Сейчас следует ненадолго вернуться к проблеме разоблачения культа личности Сталина, о позитивных и негативных влияниях которого на предрасположенность к поэтическому творчеству я уже писал. Но тогда я не касался визуального аспекта этой проблемы, а вместе с тем он представляется мне весьма важным. И коль скоро я упомянул о том, что художественная практика Кабакова, Пивоварова и Булатова повлияла на литературное осознание наследия обэриутов, то следует вкратце сказать и о том влиянии, которое было оказано на предрасположенность к поэтическому творчеству визуальным аспектом разоблачения культа личности Сталина. Вообще каждое событие имеет два аспекта воздействия на сознание — вербальный, или идеологический, аспект и аспект визуальный, или иероглифический. Вербальный, или идеологический, аспект события воздействует на сознание непосредственно и быстро, а последствия этого воздействия почти сразу же становятся очевидными. Что же касается визуального, или иероглифического, аспекта, то он воздействует на сознание более опосредованно и не так быстро, а последствия такого воздействия могут показаться почти что совсем незаметными, хотя его влияние на сознание может значительно превосходить влияние идеологического аспекта.

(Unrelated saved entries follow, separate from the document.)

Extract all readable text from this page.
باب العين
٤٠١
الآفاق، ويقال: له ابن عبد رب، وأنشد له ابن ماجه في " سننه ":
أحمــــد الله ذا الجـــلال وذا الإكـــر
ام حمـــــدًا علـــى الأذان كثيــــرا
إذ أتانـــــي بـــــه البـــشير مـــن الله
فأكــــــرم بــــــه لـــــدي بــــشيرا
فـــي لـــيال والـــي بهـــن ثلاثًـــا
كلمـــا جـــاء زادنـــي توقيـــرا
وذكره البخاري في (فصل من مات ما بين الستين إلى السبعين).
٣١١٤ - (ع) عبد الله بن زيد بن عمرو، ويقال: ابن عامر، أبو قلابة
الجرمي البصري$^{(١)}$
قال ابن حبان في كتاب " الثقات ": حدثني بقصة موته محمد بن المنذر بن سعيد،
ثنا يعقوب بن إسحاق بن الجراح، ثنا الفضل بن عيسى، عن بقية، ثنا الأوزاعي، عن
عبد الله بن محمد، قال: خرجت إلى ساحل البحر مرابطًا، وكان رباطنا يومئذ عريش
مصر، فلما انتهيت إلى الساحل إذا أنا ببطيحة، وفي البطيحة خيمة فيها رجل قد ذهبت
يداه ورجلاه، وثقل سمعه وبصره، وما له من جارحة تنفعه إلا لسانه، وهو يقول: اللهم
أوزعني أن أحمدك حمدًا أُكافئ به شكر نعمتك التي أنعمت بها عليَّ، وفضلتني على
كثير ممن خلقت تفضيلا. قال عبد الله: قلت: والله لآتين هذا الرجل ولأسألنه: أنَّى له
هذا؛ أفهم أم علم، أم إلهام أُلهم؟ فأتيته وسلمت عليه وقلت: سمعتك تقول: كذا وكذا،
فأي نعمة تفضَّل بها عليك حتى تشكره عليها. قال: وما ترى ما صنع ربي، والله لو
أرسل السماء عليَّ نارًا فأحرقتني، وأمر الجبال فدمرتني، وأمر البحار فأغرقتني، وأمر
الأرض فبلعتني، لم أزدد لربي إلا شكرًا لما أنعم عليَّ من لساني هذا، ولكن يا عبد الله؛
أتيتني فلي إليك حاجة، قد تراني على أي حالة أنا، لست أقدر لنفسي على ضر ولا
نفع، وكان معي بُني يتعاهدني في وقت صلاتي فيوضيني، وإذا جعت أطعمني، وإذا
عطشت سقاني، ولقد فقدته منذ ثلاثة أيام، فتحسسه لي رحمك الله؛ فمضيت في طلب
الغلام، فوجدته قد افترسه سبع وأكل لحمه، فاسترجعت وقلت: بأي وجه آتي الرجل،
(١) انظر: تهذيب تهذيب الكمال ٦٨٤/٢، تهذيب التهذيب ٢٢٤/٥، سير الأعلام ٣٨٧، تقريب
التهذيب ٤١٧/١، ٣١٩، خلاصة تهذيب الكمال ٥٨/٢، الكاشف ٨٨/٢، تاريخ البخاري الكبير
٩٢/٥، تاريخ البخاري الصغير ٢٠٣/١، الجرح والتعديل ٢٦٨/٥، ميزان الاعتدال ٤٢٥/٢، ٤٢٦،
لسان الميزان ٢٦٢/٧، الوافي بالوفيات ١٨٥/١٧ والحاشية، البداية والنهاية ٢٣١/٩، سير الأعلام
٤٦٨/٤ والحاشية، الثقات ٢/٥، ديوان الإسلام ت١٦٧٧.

Разоблачение культа личности Сталина было чревато значительными визуальными последствиями, вызванными так называемой борьбой с архитектурными излишествами и последующим за этой борьбой массовым типовым строительством хрущевских пятиэтажек. Наверное, невозможно представить лучшего визуального образа для воплощения тоталитарной сталинской идеи, чем московские высотки, кольцевые станции метро и павильоны сельскохозяйственной выставки. Все эти сооружения, появившиеся в Москве в конце 1940–х — в начале 1950–х годов, волей–неволей ассоциировались с победой в Великой Отечественной войне, с могуществом Советского Союза, с любовью к Сталину и со стремлением ко всему светлому и прекрасному. Сейчас можно по–разному относиться к архитектурным качествам всех этих грандиозных комплексов и, пожалуй, трудно не согласиться с Феллини, который после посещения сельскохозяйственной выставки сказал, что это «бред пьяного кондитера», хотя, возможно, в какой–то степени в нем взыграла художественная зависть, ибо необузданность фантазии этих архитектурных форм была в какой–то степени сродни его собственной фантазии. Как бы то ни было, но в чем уж точно невозможно отказать всем этим сооружениям, так это в визуальном многообразии, богатстве и буйстве — пускай это будет даже псевдомногообразие, псевдобогатство и псевдобуйство. Все эти портики, разнообразные капители колонн, декоративные башенки и вазоны, скульптуры и богатая лепнина — словом, все то, что впоследствии было определено понятием «архитектурные излишества», — все это создавало разнообразную и крайне детализированную визуальную среду, которая просто не могла не отпечатываться соответствующим образом в сознании.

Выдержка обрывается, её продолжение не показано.